Mas, afinal, qual a posição política de um psicanalista?

Para o psicanalista pouco importa em quem seu paciente vai votar, pois quer o paciente fale do Bolsonaro, do cachorro ou da sogra, ele só fala de si mesmo, em infinitas versões. O espaço da análise é criado justamente para propiciar uma espécie de "vácuo subjetivo" do analista e promover a subjetividade do paciente. Essa é a condição "sine qua non" para ajudarmos o analisante a se escutar. Sustentamos uma cena na qual ele pode contracenar consigo mesmo e descobrir suas motivações e desejos inconscientes. Trabalho difícil, fruto de anos de análise do analista, de supervisão e de estudo que nos permite manter aquilo que Freud chamou de posição abstinente.

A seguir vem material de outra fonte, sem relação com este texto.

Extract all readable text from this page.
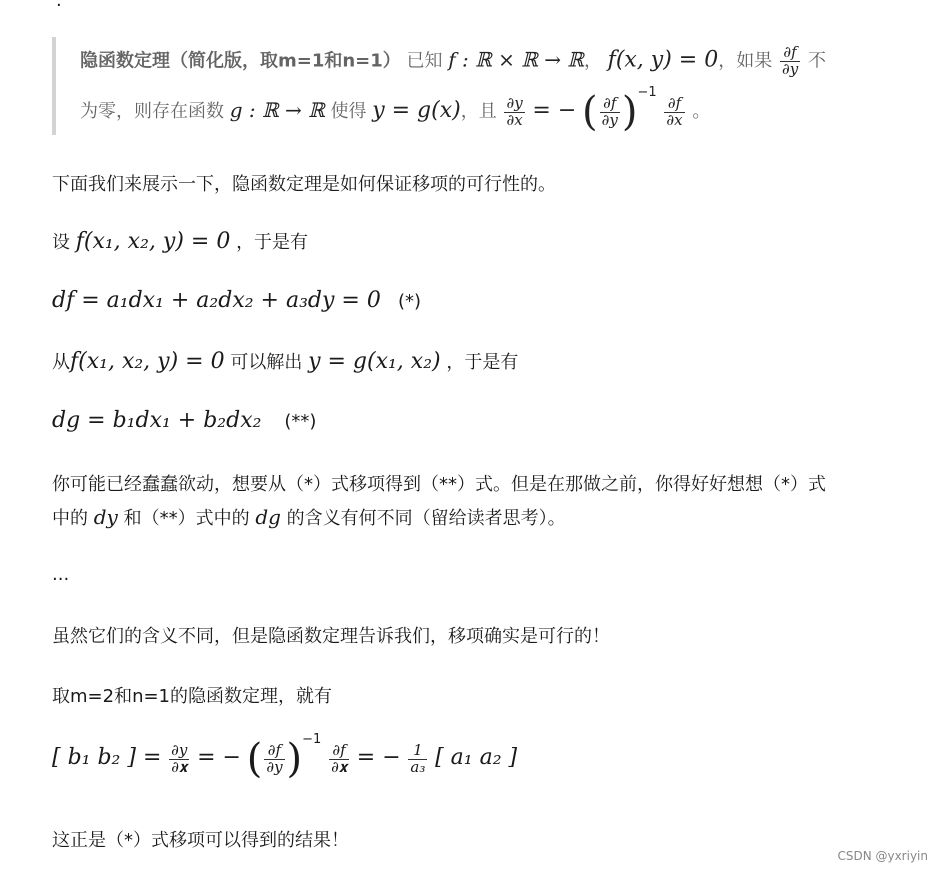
.
隐函数定理（简化版，取m=1和n=1） 已知 f : ℝ × ℝ → ℝ， f(x, y) = 0，如果 $\frac{\partial f}{\partial y}$ 不
为零，则存在函数 g : ℝ → ℝ 使得 y = g(x)，且 $\frac{\partial y}{\partial x}$ = − ( $\frac{\partial f}{\partial y} )^{-1}$
$\frac{\partial f}{\partial x}$ 。
下面我们来展示一下，隐函数定理是如何保证移项的可行性的。
设 f(x₁, x₂, y) = 0 ，于是有
df = a₁dx₁ + a₂dx₂ + a₃dy = 0 (*)
从f(x₁, x₂, y) = 0 可以解出 y = g(x₁, x₂) ，于是有
dg = b₁dx₁ + b₂dx₂ (**)
你可能已经蠢蠢欲动，想要从（*）式移项得到（**）式。但是在那做之前，你得好好想想（*）式
中的 dy 和（**）式中的 dg 的含义有何不同（留给读者思考）。
...
虽然它们的含义不同，但是隐函数定理告诉我们，移项确实是可行的！
取m=2和n=1的隐函数定理，就有
[ b₁ b₂ ] = $\frac{\partial y}{\text{∂𝐱}}$ = − ( $\frac{\partial f}{\partial y} )^{-1}$
$\frac{\partial f}{\text{∂𝐱}}$ = − $\frac{1}{\text{a₃}}$ [ a₁ a₂ ]
这正是（*）式移项可以得到的结果！
CSDN @yxriyin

Muito além de não se envolver amorosamente com o paciente, a abstinência é a negatividade que se cria para que o outro possa se manifestar. Exemplo banal: digamos que eu atrase 15 minutos para iniciar uma sessão. Um paciente me dirá que achou que eu não gostava de atendê-lo, por isso me demorava. Outro dirá que imaginou que eu gostava mais do paciente anterior, com quem eu teria ficado mais tempo. Outro, ainda, revelará a fantasia de que eu estaria lhe dando alta. Não me cabe responder a eles que eu estava no banheiro. Afinal, é nessa ausência de resposta que surge o mais importante: suas fantasias de rejeição, ciúmes, superioridade. Abstenho-me de me justificar, não por falta de educação ou arrogância, mas porque as questões pessoais do paciente estão em primeiro lugar sempre e devem ser escutadas com respeito e consideração.

O que se revela, quando o analista se abstém de ocupar o espaço da sessão, é aquilo que faz o paciente sofrer, mas que ele mesmo desconhece. Nesse ponto a ética do analista é não julgar e permitir que o paciente escolha o que fazer com o que descobre de si. A sessão trata menos do encontro entre paciente e analista do que do encontro do paciente consigo mesmo, sustentado pela abstinência do analista.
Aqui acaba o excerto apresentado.